Moché dans le fleuve

La paracha avec le Rav Ye’hiel Brand

Les Hagiographes (Divré Hayamim I 4, 18) attribuent de nombreux noms à Moché Rabbénou, qui, comme tous les noms du Tanakh, décrivent ses œuvres (Méguila 13/a). Il a en effet réalisé les plus grands miracles jamais opérés, a sauvé les juifs maintes fois, leur a donné la Torah et a fait résider la Maison de D.ieu à l’intérieur d’eux. Cependant, la Torah a retenu uniquement le nom que la fille de Pharaon lui a donné : « Elle l’appela Moché, car : « de l’eau je l’ai retiré » », (Chemot 2, 10). Pourtant, cet épisode nous apparaît comme un mince détail, et Moché n’y a joué qu’un rôle passif ! De plus, sa mère, craignant la fouille de la police égyptienne, lui fabriqua une caisse de jonc et le mit sur le Nil, espérant le reprendre une fois la police passée.
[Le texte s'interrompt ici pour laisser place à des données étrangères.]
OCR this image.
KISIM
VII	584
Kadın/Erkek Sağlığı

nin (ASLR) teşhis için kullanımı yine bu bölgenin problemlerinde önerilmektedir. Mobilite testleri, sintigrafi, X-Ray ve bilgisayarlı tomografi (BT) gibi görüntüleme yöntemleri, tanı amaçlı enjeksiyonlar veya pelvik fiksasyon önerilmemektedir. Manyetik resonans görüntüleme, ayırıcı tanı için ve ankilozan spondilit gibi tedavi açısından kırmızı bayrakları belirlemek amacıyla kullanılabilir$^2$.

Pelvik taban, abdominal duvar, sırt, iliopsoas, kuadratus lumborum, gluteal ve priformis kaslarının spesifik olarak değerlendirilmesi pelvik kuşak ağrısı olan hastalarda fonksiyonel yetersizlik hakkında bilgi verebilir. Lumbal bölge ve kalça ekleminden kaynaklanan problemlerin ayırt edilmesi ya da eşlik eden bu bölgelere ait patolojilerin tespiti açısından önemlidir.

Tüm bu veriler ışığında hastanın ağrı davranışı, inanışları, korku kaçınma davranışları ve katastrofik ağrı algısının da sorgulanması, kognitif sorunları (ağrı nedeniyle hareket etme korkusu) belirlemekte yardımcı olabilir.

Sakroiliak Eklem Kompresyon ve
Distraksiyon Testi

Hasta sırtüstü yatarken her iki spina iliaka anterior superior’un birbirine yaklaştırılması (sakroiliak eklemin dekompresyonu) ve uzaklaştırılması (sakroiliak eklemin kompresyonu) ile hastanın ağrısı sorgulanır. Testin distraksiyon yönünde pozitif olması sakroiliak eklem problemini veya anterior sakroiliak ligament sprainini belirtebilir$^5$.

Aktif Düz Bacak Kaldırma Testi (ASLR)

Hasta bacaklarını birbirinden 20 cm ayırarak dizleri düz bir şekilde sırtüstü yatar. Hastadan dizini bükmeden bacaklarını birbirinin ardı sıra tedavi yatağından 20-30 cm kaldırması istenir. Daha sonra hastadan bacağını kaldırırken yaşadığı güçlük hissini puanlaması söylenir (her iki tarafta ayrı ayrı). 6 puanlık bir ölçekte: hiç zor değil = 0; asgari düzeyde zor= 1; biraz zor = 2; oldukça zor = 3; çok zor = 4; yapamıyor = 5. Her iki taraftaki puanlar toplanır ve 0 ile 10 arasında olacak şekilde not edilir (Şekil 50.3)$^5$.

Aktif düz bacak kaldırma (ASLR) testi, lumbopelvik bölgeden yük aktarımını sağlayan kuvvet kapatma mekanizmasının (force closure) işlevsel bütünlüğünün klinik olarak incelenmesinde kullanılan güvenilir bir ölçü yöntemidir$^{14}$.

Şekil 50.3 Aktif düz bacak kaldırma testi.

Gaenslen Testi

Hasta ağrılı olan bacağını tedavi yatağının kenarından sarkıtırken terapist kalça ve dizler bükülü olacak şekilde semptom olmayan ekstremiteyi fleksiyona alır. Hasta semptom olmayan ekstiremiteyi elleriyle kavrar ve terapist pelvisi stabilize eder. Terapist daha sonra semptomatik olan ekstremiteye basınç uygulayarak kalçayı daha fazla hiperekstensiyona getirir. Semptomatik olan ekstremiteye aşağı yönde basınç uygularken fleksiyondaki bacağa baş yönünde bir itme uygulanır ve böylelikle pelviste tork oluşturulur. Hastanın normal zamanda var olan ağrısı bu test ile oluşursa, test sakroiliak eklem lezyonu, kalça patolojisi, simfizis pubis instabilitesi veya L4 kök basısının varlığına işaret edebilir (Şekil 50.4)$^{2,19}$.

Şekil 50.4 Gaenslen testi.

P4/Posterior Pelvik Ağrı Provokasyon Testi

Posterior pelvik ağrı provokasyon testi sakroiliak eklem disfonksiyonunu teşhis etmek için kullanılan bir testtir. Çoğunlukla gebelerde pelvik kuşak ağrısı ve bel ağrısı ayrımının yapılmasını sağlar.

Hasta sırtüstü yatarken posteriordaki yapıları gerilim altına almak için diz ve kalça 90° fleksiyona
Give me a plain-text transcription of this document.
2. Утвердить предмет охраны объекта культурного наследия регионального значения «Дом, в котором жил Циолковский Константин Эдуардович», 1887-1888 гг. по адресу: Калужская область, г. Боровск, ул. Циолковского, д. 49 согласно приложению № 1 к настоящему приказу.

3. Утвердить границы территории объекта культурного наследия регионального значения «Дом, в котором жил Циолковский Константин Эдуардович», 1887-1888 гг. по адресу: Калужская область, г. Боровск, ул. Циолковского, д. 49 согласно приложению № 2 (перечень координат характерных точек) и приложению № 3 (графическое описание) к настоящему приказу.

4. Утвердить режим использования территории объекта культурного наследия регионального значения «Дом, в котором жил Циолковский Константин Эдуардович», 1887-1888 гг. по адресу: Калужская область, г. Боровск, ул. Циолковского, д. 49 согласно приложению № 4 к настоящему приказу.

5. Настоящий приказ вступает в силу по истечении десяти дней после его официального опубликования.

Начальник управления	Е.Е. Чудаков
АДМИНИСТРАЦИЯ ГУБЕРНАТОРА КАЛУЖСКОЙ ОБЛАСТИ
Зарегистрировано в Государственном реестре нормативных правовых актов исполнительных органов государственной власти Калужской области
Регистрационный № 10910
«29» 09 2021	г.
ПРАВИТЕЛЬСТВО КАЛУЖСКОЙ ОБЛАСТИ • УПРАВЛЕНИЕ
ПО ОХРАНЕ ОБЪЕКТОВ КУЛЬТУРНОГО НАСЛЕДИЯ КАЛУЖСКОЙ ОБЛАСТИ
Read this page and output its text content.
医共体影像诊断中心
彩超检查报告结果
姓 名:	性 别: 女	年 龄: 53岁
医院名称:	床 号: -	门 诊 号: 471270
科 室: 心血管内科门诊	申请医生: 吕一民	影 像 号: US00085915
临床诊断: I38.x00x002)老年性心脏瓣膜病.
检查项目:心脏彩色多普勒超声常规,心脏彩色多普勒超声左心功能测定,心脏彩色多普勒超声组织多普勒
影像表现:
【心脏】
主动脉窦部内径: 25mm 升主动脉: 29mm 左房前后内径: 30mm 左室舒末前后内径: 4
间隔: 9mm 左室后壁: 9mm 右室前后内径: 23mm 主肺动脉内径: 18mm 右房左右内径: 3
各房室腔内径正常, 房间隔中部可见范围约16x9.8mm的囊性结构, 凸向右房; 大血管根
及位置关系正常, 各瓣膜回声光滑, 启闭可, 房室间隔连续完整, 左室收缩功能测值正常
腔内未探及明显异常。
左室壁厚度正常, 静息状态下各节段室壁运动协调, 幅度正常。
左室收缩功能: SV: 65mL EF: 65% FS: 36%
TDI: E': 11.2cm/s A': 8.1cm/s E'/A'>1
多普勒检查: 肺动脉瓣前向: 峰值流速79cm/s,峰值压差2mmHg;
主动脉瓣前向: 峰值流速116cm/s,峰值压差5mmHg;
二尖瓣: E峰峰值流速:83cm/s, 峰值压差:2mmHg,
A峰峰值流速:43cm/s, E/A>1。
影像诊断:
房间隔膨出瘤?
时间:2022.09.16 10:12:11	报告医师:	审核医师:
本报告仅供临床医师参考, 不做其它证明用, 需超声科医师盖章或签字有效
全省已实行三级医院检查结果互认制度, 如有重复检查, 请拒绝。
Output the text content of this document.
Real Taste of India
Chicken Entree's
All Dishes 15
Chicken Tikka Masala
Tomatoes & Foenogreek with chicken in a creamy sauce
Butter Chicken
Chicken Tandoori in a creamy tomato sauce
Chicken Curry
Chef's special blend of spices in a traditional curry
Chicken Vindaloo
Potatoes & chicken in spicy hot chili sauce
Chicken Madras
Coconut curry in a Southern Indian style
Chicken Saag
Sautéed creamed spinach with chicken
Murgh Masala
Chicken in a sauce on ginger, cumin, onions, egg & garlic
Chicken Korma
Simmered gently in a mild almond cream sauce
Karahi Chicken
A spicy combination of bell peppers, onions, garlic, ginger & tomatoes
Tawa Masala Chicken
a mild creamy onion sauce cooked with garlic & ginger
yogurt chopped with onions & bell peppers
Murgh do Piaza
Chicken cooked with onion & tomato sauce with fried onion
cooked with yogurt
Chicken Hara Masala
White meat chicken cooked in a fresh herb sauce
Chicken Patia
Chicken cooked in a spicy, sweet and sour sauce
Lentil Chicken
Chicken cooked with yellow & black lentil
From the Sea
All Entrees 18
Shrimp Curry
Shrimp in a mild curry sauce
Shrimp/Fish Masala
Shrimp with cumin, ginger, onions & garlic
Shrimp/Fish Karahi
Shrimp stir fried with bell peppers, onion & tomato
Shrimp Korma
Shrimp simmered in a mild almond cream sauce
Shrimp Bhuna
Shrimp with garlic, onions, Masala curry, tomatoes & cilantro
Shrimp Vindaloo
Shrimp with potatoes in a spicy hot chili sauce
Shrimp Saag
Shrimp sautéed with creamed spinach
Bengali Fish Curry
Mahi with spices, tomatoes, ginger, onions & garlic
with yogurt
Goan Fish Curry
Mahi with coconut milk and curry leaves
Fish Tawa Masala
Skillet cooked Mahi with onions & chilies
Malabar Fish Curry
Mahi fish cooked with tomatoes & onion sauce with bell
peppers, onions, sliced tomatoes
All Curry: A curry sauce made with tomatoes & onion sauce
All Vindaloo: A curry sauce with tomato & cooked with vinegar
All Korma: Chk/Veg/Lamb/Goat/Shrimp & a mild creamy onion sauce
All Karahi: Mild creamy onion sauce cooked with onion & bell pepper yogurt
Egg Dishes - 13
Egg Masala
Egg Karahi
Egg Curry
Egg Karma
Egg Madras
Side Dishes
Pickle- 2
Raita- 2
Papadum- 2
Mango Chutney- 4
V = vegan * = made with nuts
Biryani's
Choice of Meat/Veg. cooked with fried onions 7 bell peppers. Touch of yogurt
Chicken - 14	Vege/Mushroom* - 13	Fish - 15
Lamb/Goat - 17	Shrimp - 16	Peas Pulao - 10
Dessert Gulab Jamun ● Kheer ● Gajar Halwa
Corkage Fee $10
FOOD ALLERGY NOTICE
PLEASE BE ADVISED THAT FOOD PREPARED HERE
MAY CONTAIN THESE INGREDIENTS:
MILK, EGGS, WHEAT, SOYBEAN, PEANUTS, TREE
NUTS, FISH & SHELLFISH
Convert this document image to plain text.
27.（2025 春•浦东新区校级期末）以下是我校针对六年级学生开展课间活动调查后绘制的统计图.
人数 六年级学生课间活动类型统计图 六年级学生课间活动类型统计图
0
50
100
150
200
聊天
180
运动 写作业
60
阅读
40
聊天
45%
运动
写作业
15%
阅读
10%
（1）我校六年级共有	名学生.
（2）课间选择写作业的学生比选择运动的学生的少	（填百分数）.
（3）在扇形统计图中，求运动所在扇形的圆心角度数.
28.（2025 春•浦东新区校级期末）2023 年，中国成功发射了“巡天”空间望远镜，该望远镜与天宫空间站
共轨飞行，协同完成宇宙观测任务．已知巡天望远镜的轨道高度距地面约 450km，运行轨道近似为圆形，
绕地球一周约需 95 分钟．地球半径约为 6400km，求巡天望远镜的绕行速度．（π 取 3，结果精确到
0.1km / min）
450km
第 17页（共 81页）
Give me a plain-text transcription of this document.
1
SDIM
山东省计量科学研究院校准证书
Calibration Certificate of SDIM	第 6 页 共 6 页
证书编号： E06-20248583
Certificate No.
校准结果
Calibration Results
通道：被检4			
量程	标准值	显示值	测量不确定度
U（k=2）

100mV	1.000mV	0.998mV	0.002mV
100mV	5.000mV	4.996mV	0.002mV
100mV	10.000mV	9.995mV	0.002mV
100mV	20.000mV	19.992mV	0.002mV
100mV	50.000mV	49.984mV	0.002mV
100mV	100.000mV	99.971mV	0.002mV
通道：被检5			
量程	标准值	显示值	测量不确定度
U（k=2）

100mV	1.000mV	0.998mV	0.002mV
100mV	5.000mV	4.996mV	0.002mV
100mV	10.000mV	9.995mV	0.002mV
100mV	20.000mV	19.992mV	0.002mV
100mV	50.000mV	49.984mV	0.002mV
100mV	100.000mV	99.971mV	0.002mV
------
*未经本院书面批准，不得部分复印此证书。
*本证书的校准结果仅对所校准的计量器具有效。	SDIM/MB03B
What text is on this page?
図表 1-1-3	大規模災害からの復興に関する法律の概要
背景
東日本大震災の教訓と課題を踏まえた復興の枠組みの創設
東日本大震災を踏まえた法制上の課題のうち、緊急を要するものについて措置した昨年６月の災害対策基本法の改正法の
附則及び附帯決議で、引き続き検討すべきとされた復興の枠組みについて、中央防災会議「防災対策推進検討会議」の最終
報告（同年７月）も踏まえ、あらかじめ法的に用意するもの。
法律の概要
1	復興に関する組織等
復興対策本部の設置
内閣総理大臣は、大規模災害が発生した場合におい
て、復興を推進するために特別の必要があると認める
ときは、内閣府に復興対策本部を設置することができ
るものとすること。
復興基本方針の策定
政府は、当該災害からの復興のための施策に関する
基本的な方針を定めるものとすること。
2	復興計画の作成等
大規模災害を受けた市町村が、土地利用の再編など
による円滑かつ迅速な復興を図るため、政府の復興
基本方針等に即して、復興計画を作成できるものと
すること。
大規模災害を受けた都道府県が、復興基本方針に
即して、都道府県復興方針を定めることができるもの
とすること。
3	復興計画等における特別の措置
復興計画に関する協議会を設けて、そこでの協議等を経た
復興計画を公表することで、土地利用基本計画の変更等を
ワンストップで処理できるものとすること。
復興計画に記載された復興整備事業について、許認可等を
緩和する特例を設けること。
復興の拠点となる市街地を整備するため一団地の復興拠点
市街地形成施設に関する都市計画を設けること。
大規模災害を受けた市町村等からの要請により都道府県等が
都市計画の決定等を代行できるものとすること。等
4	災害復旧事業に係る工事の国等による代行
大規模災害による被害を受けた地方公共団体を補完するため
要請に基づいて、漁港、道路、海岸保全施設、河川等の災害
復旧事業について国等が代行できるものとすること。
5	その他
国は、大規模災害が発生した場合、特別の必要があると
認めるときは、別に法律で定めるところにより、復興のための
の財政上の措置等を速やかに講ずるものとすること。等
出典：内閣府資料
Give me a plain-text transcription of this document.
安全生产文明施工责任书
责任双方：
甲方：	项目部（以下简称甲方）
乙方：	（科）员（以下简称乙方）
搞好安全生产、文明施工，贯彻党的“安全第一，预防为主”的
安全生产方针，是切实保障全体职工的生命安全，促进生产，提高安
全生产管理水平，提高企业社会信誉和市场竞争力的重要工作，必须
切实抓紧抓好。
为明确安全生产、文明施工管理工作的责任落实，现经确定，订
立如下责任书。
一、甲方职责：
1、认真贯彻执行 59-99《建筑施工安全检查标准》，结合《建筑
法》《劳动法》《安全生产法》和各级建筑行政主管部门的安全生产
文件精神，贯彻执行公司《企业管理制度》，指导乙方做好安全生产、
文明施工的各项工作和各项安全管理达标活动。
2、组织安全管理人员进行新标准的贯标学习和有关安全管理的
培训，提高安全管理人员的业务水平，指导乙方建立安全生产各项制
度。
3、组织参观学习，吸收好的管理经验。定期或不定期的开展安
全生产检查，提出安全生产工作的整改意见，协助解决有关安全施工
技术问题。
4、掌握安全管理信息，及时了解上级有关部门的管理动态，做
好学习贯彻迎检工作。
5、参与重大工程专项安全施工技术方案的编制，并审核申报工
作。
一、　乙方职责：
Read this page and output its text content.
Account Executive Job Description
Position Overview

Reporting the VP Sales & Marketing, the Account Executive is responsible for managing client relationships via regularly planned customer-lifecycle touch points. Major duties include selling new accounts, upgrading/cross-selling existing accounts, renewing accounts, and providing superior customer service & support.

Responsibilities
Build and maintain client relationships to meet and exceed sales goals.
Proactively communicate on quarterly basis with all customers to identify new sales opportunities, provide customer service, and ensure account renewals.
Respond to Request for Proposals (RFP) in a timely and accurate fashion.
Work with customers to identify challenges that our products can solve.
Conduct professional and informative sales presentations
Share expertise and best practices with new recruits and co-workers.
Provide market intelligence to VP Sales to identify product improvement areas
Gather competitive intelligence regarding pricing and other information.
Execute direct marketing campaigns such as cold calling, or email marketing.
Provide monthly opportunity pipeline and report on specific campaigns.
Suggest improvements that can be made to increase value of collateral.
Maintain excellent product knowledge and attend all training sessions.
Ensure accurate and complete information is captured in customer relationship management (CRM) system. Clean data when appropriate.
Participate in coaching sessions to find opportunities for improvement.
Mais pourquoi donc le cacha-t-elle dans un abri si original, et ne le déposa-t-elle pas simplement chez une voisine, dans un champ, ou sous un pommier? C’est en effet ainsi qu’agissaient les autres femmes juives : « Je t’ai réveillé sous le pommier; là ta mère t’a enfanté » (Cantique des Cantiques 8, 5)!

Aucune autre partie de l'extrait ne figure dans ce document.